Om in een kasteel te kunnen werken, moet je beschikken over bepaalde vaardigheden. Daar kan je heel hoogdravend over doen (ja, als rondleider moet je best veel weten over best rare onderwerpen en dan nog krijg je vragen waar je niets mee kunt), maar soms zijn ze ook heel banaal: als je in het kasteel zelf werkt (in plaats van bijvoorbeeld in de tuin of het winkeltje), dan is traplopen een vaardigheid. Een kasteelverdieping bestaat uit ongeveer twee moderne verdiepingen en de kantoren zitten net onder de zolder. Het bijzondere aan die trappen is dat er in de tijd van de bouw van het kasteel (eind zeventiende eeuw) nog geen standaard trapmaat bestond, dus de hoogte en diepte van de treden zijn anders dan je gewend bent. Een typische kasteelvaardigheid dus.

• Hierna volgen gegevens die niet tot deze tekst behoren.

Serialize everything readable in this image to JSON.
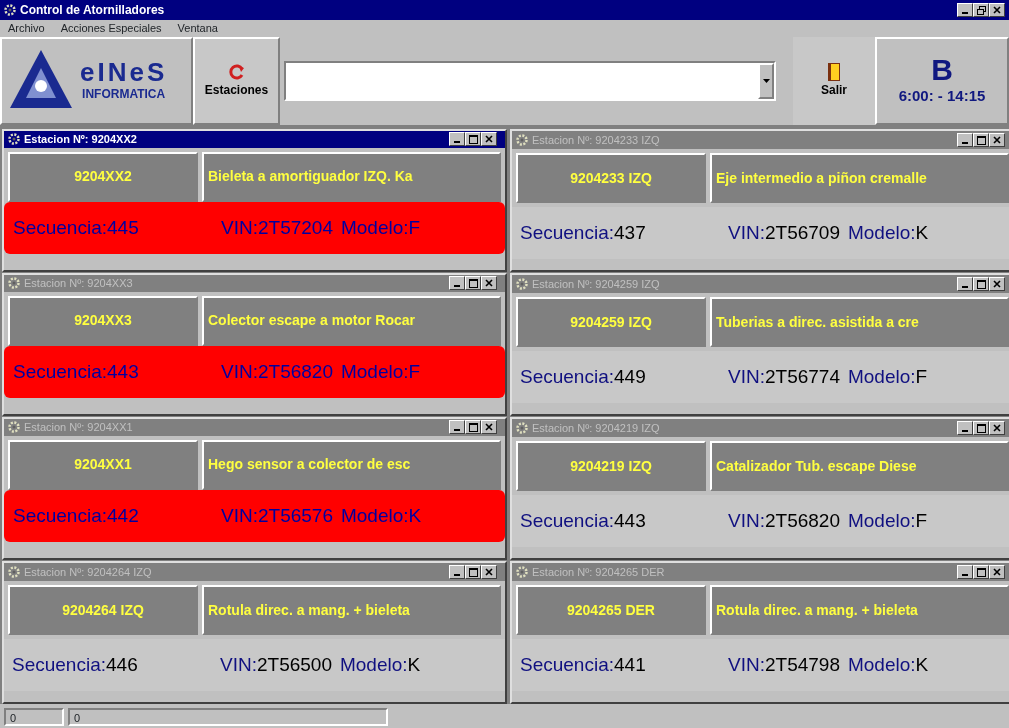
{
  "window": {
    "title": "Control de Atornilladores"
  },
  "menu": [
    "Archivo",
    "Acciones Especiales",
    "Ventana"
  ],
  "toolbar": {
    "logo_name": "eINeS",
    "logo_sub": "INFORMATICA",
    "stations_button": "Estaciones",
    "exit_button": "Salir",
    "shift": "B",
    "shift_hours": "6:00: - 14:15"
  },
  "stations": [
    {
      "title": "Estacion Nº: 9204XX2",
      "active": true,
      "code": "9204XX2",
      "description": "Bieleta a amortiguador IZQ. Ka",
      "alert": true,
      "sequence_label": "Secuencia:",
      "sequence": "445",
      "vin_label": "VIN:",
      "vin": "2T57204",
      "model_label": "Modelo:",
      "model": "F"
    },
    {
      "title": "Estacion Nº: 9204233 IZQ",
      "active": false,
      "code": "9204233 IZQ",
      "description": "Eje intermedio a piñon cremalle",
      "alert": false,
      "sequence_label": "Secuencia:",
      "sequence": "437",
      "vin_label": "VIN:",
      "vin": "2T56709",
      "model_label": "Modelo:",
      "model": "K"
    },
    {
      "title": "Estacion Nº: 9204XX3",
      "active": false,
      "code": "9204XX3",
      "description": "Colector escape a motor Rocar",
      "alert": true,
      "sequence_label": "Secuencia:",
      "sequence": "443",
      "vin_label": "VIN:",
      "vin": "2T56820",
      "model_label": "Modelo:",
      "model": "F"
    },
    {
      "title": "Estacion Nº: 9204259 IZQ",
      "active": false,
      "code": "9204259 IZQ",
      "description": "Tuberias a direc. asistida a cre",
      "alert": false,
      "sequence_label": "Secuencia:",
      "sequence": "449",
      "vin_label": "VIN:",
      "vin": "2T56774",
      "model_label": "Modelo:",
      "model": "F"
    },
    {
      "title": "Estacion Nº: 9204XX1",
      "active": false,
      "code": "9204XX1",
      "description": "Hego sensor a colector de esc",
      "alert": true,
      "sequence_label": "Secuencia:",
      "sequence": "442",
      "vin_label": "VIN:",
      "vin": "2T56576",
      "model_label": "Modelo:",
      "model": "K"
    },
    {
      "title": "Estacion Nº: 9204219 IZQ",
      "active": false,
      "code": "9204219 IZQ",
      "description": "Catalizador Tub. escape Diese",
      "alert": false,
      "sequence_label": "Secuencia:",
      "sequence": "443",
      "vin_label": "VIN:",
      "vin": "2T56820",
      "model_label": "Modelo:",
      "model": "F"
    },
    {
      "title": "Estacion Nº: 9204264 IZQ",
      "active": false,
      "code": "9204264 IZQ",
      "description": "Rotula direc. a mang. + bieleta",
      "alert": false,
      "sequence_label": "Secuencia:",
      "sequence": "446",
      "vin_label": "VIN:",
      "vin": "2T56500",
      "model_label": "Modelo:",
      "model": "K"
    },
    {
      "title": "Estacion Nº: 9204265 DER",
      "active": false,
      "code": "9204265 DER",
      "description": "Rotula direc. a mang. + bieleta",
      "alert": false,
      "sequence_label": "Secuencia:",
      "sequence": "441",
      "vin_label": "VIN:",
      "vin": "2T54798",
      "model_label": "Modelo:",
      "model": "K"
    }
  ],
  "status_bar": [
    "0",
    "0"
  ]
}
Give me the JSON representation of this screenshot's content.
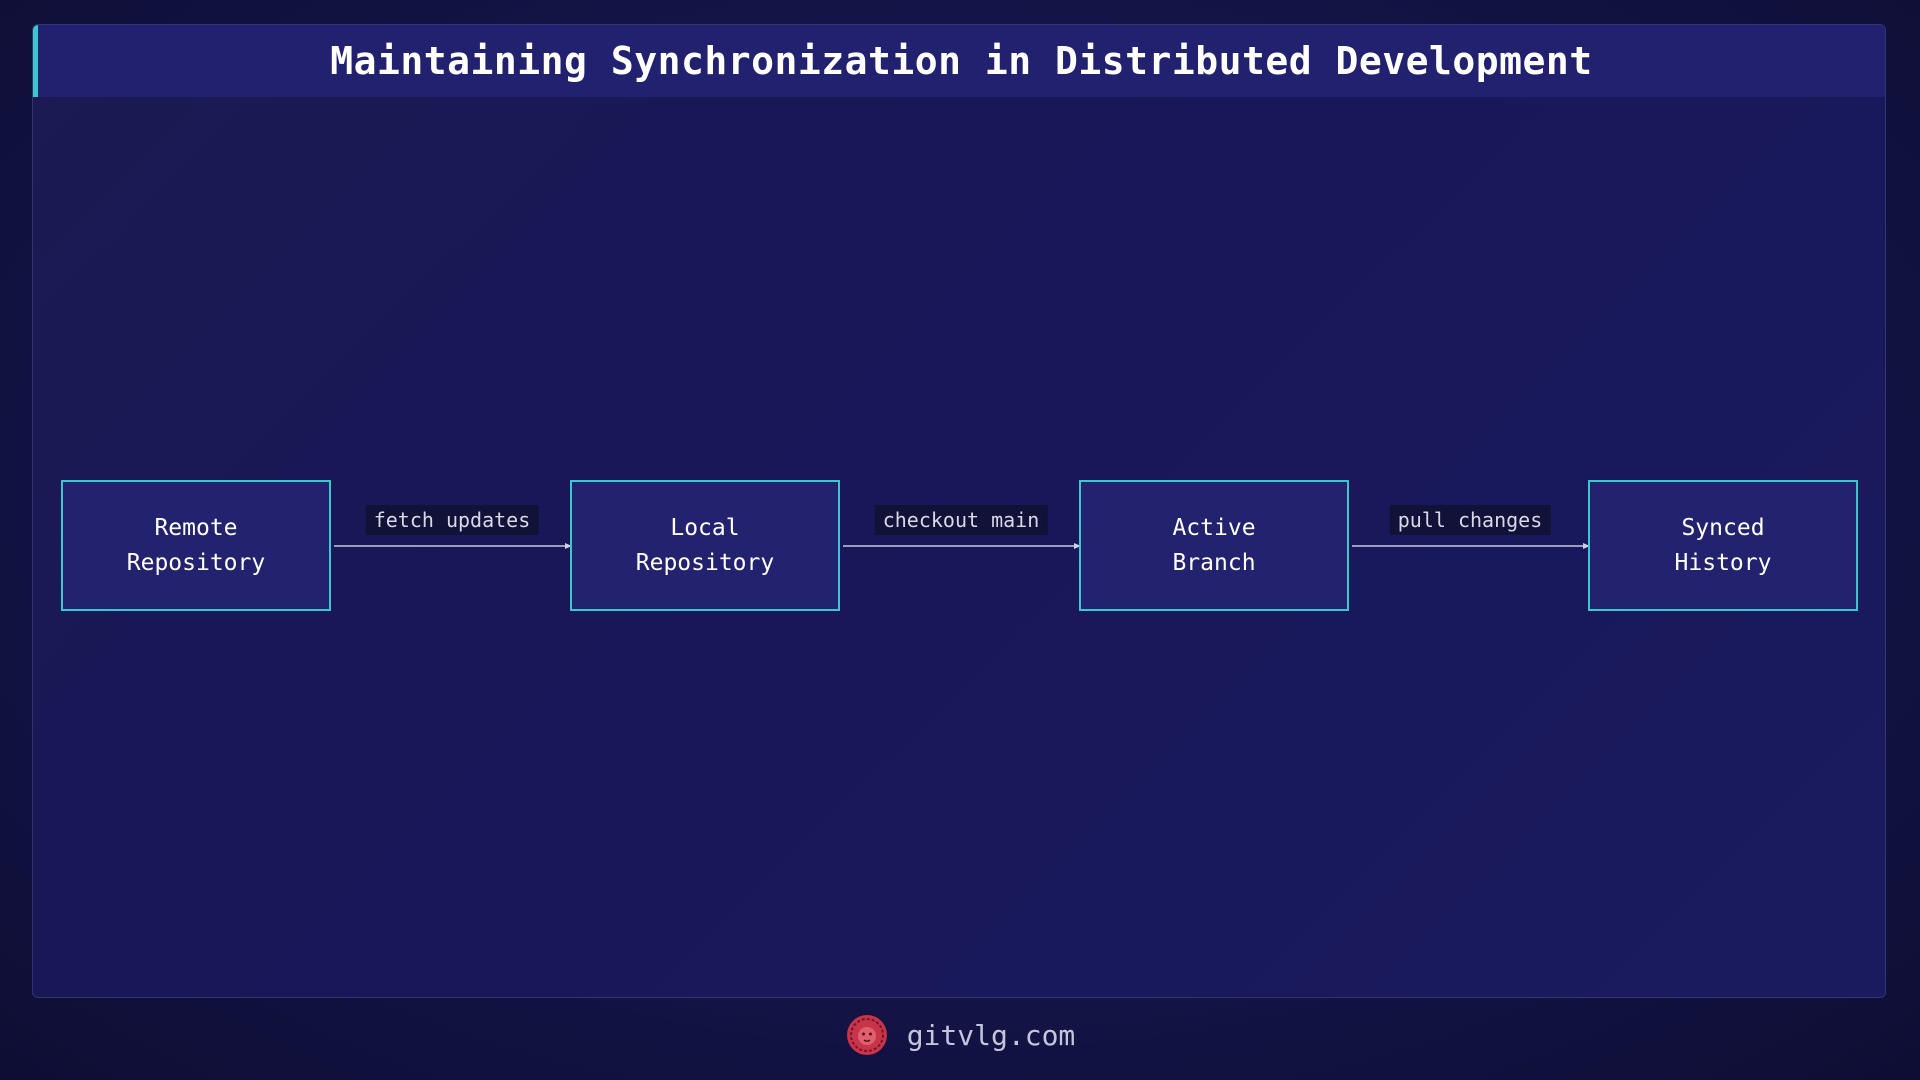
{
  "title": "Maintaining Synchronization in Distributed Development",
  "nodes": [
    {
      "label": "Remote\nRepository"
    },
    {
      "label": "Local\nRepository"
    },
    {
      "label": "Active\nBranch"
    },
    {
      "label": "Synced\nHistory"
    }
  ],
  "edges": [
    {
      "from": 0,
      "to": 1,
      "label": "fetch updates"
    },
    {
      "from": 1,
      "to": 2,
      "label": "checkout main"
    },
    {
      "from": 2,
      "to": 3,
      "label": "pull changes"
    }
  ],
  "footer": {
    "site": "gitvlg.com",
    "logo_icon": "lion-logo-icon"
  },
  "colors": {
    "accent": "#3cc6cf",
    "node_fill": "#23226f",
    "background": "#16164e",
    "logo": "#c8344a"
  }
}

In de tijd dat ik in de weekenden achterwacht/hulpbeheerder was, heb ik een aantal merkwaardige vaardigheden opgedaan. Zo heb ik een paaltjes- en kleedjesfetisj. Ik kan niet door het kasteel lopen zonder de paaltjes (van de koordjes waar je als publiek achter moet blijven) recht te zetten. Die hebben de merkwaardige gewoonte om gedurende de dag naar de objecten te kruipen, waarvan je juist wilt dat het publiek afstand houdt. De kleedjesfetisj is iets ingewikkelder. Om de originele vloerkleden te beschermen liggen er waar de gasten lopen lopers overheen. En die lopers hebben ook de neiging om aan de wandel te gaan en op te krullen bij kasten en tegen muren. Als ik een dag op het kasteel ben, ga eigenlijk altijd een rondje kleedjes trekken. Recht trekken. Iets omslachtiger dan de paaltjes, maar het geeft net zoveel voldoening.

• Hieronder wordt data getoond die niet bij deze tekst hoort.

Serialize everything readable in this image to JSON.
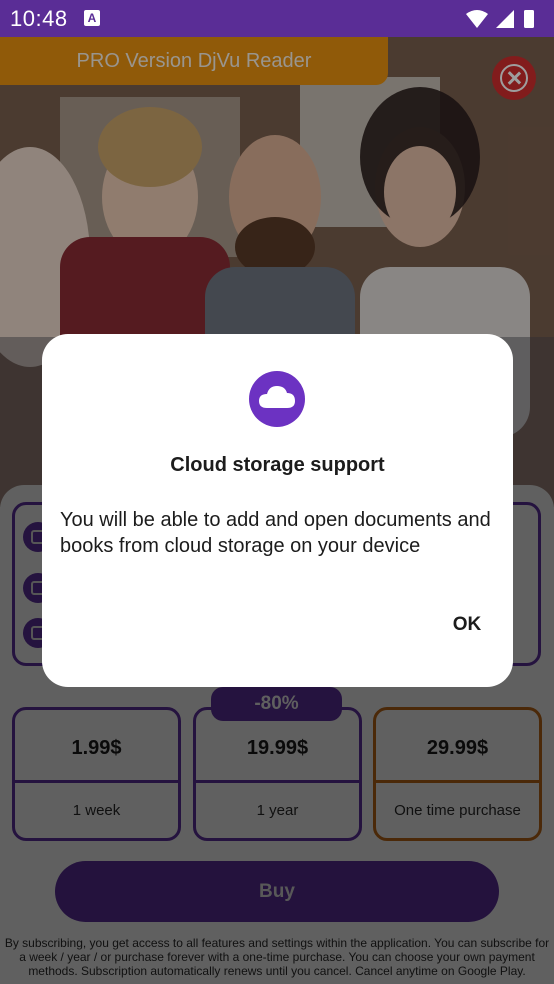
{
  "status_bar": {
    "time": "10:48",
    "notification_icon": "a-icon"
  },
  "header": {
    "title": "PRO Version DjVu Reader",
    "close_icon": "close-icon"
  },
  "plans": [
    {
      "price": "1.99$",
      "term": "1 week"
    },
    {
      "price": "19.99$",
      "term": "1 year",
      "badge": "-80%"
    },
    {
      "price": "29.99$",
      "term": "One time purchase"
    }
  ],
  "buy_label": "Buy",
  "legal_text": "By subscribing, you get access to all features and settings within the application. You can subscribe for a week / year / or purchase forever with a one-time purchase. You can choose your own payment methods. Subscription automatically renews until you cancel. Cancel anytime on Google Play.",
  "dialog": {
    "icon": "cloud-icon",
    "title": "Cloud storage support",
    "body": "You will be able to add and open documents and books from cloud storage on your device",
    "ok_label": "OK"
  },
  "colors": {
    "status_bar": "#5a2d96",
    "banner": "#e8910f",
    "close": "#d22e2e",
    "accent_purple": "#6c32c2",
    "orange_plan": "#e07d10"
  }
}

We hebben niet altijd voor alle ruimtes lopers gehad en vanwege een niet te ruimte beurs, zijn er toen kleden van de Ikea gehaald om de originele vloerkleden te beschermen. Nu zijn de meeste ruimtes in een kasteel ietwat ruimer dan waar Ikea kleden voor gemaakt zijn, dus lagen bijvoorbeeld in de eetkamer twee kleden naast elkaar. Om te voorkomen dat die los van elkaar aan verschuiven en gasten over de ruimte tussen de kleden gaan struikelen, waren de kleden aan elkaar geplakt. En als dat los lag, dan zat ik dus op de grond om ze weer aan elkaar te plakken.

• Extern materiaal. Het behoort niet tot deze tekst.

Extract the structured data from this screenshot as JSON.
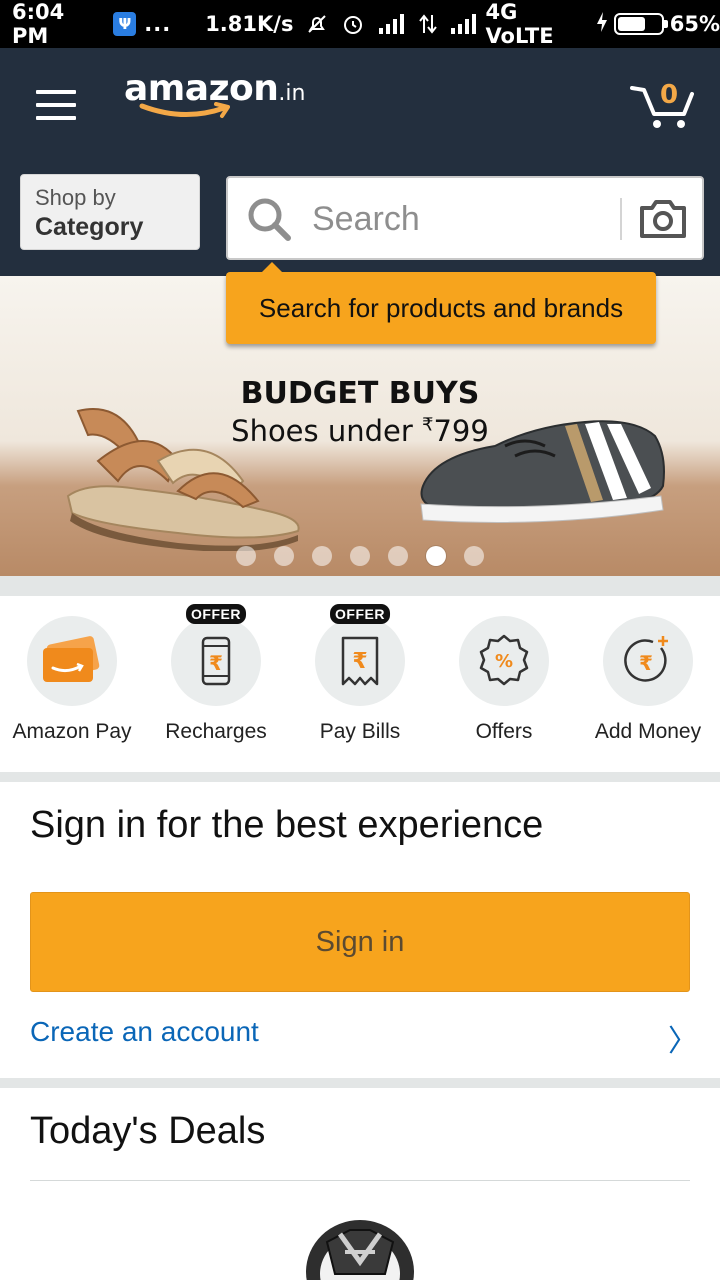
{
  "status_bar": {
    "time": "6:04 PM",
    "dots": "...",
    "speed": "1.81K/s",
    "network": "4G VoLTE",
    "battery": "65%",
    "battery_level": 0.65
  },
  "header": {
    "logo": "amazon",
    "logo_suffix": ".in",
    "cart_count": "0",
    "shop_by_line1": "Shop by",
    "shop_by_line2": "Category",
    "search_placeholder": "Search",
    "tooltip": "Search for products and brands"
  },
  "banner": {
    "title": "BUDGET BUYS",
    "subtitle_prefix": "Shoes under ",
    "currency": "₹",
    "price": "799",
    "slide_count": 7,
    "active_slide": 6
  },
  "quick_actions": [
    {
      "label": "Amazon Pay",
      "icon": "amazon-pay-icon",
      "offer": ""
    },
    {
      "label": "Recharges",
      "icon": "phone-recharge-icon",
      "offer": "OFFER"
    },
    {
      "label": "Pay Bills",
      "icon": "bill-receipt-icon",
      "offer": "OFFER"
    },
    {
      "label": "Offers",
      "icon": "percent-badge-icon",
      "offer": ""
    },
    {
      "label": "Add Money",
      "icon": "add-money-icon",
      "offer": ""
    }
  ],
  "signin": {
    "title": "Sign in for the best experience",
    "button": "Sign in",
    "create_account": "Create an account",
    "chevron": "〉"
  },
  "deals": {
    "title": "Today's Deals"
  },
  "colors": {
    "header_bg": "#232f3e",
    "accent_orange": "#f7a41d",
    "link_blue": "#0a66b7",
    "cart_orange": "#f3a847"
  }
}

En juist die vaardigheid ga ik vandaag in mijn jaren-80-bloemkool-wijk-woning toepassen. Ik wilde een nieuw, groter vloerkleed, maar door gebrek aan middelen heb ik gekozen voor twee dezelfde, kleinere kleden uit de ramsj. Nu heb ik nog nooit een hoogpolig vloerkleed geplakt, maar dat zal hooguit wat meer prutsen zijn. Dit plakwerkje voor kleuterschool-plus is onderdeel van de grote woonkamer reshuffle. Ik heb de kozijnen van mijn ramen geschilderd, nieuwe rolgordijnen opgehangen (ja, vanwege de fondsen moest ik die zelf op maat maken) en nu ben ik toe aan het nieuwe kleed. Er ligt nog een nieuwe hoes voor de bank klaar en dan ga ik schuiven met de meubels. Van rood-oranje-groen naar een vooral licht en rustiger interieur, hopend dat daardoor de ADHD-chaos in mijn hoofd iets minder groot wordt.
Overigens zag ik in de Ikea-catalogus dat donkere interieuren momenteel helemaal hip zijn. Misschien iets voor mij over twintig jaar. Dan zijn oranje en groen waarschijnlijk helemaal hip, maar dan duik ik in mijn antracietgrijze hol.